入院中は食事の度に注射によって筋肉の働きを補助し、ある程度安定して食事が摂れるようになったら経口薬に切り替えます。
免疫抑制治療を行います。
上記のコリンエステラーゼ阻害薬に加え、異常な自己免疫によるアセチルコリン受容体の破壊を抑えるために、ステロイド剤や免疫抑制剤で免疫を抑制します。
誤嚥性肺炎には集中治療が必要です。
誤嚥性肺炎を起こした場合には、必要に応じて酸素吸入をしながら二次感染予防の抗生物質を投与し、気管支拡張剤やネブライザーなどによって肺炎の治療を行います。
食事管理が必要になります。
重症筋無力症では吐出が大きな問題になります。
食餌がうまく摂れないと体が衰弱してしまう他、投薬も難しく、誤嚥性肺炎の原因にもなります。

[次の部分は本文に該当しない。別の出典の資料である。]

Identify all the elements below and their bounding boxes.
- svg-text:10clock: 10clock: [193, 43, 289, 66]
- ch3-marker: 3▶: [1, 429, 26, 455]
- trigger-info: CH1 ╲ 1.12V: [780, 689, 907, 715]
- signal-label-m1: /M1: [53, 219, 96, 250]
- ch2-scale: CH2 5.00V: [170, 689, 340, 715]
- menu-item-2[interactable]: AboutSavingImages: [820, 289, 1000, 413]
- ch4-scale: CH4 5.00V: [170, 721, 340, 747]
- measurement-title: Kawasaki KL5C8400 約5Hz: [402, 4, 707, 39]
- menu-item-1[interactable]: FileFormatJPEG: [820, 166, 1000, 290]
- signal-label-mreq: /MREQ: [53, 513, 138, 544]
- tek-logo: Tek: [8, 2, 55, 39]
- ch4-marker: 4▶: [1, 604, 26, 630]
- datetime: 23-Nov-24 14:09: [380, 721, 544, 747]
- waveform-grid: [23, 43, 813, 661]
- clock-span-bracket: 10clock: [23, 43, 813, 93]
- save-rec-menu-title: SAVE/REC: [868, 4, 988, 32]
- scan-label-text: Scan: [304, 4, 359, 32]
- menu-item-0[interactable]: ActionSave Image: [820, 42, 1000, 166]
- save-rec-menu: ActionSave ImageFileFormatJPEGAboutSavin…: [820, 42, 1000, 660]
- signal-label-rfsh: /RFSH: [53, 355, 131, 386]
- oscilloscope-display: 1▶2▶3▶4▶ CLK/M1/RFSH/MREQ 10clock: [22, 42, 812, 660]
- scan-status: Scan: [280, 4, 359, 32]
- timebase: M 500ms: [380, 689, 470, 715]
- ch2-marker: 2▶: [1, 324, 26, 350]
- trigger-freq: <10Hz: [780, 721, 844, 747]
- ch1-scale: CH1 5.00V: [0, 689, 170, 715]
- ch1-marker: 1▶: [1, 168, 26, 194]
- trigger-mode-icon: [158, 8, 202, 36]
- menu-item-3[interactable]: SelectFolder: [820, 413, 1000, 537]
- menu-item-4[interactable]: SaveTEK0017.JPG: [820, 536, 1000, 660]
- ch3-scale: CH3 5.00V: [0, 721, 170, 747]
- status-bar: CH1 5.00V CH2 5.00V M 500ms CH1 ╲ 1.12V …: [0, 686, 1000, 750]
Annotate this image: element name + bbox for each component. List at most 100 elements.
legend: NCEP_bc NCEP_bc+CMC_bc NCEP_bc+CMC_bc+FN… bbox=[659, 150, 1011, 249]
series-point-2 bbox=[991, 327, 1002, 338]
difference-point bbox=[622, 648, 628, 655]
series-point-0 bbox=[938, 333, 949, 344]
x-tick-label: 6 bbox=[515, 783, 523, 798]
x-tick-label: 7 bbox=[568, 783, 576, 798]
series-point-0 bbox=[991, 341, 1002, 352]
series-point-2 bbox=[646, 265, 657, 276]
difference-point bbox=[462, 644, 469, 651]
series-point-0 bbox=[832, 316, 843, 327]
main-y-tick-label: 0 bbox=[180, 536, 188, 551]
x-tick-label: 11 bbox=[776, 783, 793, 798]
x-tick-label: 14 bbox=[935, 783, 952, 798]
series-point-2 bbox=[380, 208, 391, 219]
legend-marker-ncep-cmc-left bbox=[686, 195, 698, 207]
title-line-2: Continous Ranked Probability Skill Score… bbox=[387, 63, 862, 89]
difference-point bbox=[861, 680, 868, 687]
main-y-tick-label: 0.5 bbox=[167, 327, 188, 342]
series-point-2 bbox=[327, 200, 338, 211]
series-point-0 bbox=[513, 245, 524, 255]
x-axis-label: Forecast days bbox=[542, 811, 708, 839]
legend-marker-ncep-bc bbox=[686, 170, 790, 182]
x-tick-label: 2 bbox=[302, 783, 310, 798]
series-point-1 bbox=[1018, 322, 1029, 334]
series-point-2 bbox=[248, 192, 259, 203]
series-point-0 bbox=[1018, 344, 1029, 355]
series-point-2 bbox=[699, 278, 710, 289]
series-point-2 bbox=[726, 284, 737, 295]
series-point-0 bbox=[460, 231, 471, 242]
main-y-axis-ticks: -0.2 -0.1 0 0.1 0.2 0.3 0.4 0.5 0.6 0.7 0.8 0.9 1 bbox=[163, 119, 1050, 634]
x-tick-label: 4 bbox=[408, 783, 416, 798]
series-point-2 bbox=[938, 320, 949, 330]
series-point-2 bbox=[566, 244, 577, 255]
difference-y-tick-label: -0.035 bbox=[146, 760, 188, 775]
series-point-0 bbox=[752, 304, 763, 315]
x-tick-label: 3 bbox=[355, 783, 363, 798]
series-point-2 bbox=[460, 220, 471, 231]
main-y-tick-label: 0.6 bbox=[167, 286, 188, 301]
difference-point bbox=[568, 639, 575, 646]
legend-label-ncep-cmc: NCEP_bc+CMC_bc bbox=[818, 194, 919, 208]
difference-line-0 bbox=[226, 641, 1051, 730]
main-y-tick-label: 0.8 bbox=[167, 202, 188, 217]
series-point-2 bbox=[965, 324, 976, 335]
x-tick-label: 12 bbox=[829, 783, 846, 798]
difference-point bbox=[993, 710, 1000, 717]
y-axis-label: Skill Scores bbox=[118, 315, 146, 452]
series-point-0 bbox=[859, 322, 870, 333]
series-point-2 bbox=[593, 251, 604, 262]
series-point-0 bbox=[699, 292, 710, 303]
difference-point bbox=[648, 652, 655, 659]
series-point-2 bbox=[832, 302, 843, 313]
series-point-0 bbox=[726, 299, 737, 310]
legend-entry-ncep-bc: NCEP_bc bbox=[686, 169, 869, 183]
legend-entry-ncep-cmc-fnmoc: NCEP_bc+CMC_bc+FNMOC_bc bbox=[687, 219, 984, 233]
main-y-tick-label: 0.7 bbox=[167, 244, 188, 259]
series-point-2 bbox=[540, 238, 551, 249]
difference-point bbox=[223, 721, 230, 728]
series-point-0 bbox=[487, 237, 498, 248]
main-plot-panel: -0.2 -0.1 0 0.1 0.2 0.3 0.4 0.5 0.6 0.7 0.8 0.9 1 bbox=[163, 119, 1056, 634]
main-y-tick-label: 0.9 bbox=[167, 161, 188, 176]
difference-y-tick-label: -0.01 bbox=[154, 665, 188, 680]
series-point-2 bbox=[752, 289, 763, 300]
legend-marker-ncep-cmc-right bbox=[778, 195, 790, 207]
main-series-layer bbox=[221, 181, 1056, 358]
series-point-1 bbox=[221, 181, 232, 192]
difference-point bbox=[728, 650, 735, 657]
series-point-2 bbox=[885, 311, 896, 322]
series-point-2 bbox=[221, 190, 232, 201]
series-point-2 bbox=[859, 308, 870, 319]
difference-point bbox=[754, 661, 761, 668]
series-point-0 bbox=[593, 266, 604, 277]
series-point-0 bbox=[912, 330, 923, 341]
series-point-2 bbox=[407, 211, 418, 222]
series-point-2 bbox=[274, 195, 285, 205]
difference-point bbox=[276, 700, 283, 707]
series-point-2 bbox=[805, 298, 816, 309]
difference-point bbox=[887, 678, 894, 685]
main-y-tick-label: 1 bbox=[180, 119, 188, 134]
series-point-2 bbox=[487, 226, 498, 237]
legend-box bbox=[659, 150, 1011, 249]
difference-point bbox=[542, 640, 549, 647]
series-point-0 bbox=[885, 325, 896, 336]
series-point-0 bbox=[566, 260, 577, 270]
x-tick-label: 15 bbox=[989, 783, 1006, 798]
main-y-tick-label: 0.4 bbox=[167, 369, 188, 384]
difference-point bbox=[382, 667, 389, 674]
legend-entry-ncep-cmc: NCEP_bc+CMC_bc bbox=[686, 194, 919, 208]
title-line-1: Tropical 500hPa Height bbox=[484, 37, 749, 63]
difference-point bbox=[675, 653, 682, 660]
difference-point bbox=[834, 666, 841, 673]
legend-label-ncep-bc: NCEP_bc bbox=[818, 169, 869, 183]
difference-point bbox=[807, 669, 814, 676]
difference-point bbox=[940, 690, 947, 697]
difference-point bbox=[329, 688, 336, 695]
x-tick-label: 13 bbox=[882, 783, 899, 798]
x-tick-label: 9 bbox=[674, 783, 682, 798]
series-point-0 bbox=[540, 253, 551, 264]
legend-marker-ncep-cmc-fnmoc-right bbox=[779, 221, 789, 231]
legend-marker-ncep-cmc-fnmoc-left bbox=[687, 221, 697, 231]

動物は四肢で立つため、食道が地面に対して水平に走行し、巨大食道症が起こっていると食事自体の重みによって食道が腹側に伸びて下垂するために胃まで食事を流し込めません。
そこで、食べたものを胃に流れやすくするための工夫として、立位で食事をさせることが推奨されます。
食事をわざと高いところに置き、猫が後ろ足で立ち上がったような姿勢で食事を摂らせるのです。
食事後も、10分程度立位を維持することで、吐出や誤嚥性肺炎を防ぐことができます。
腫瘍の治療を行います。
胸腺腫によって発症したと考えられる場合には、腫瘍に対する治療が必要です。
多くの場合は手術によって腫瘍を摘出すると症状が改善します。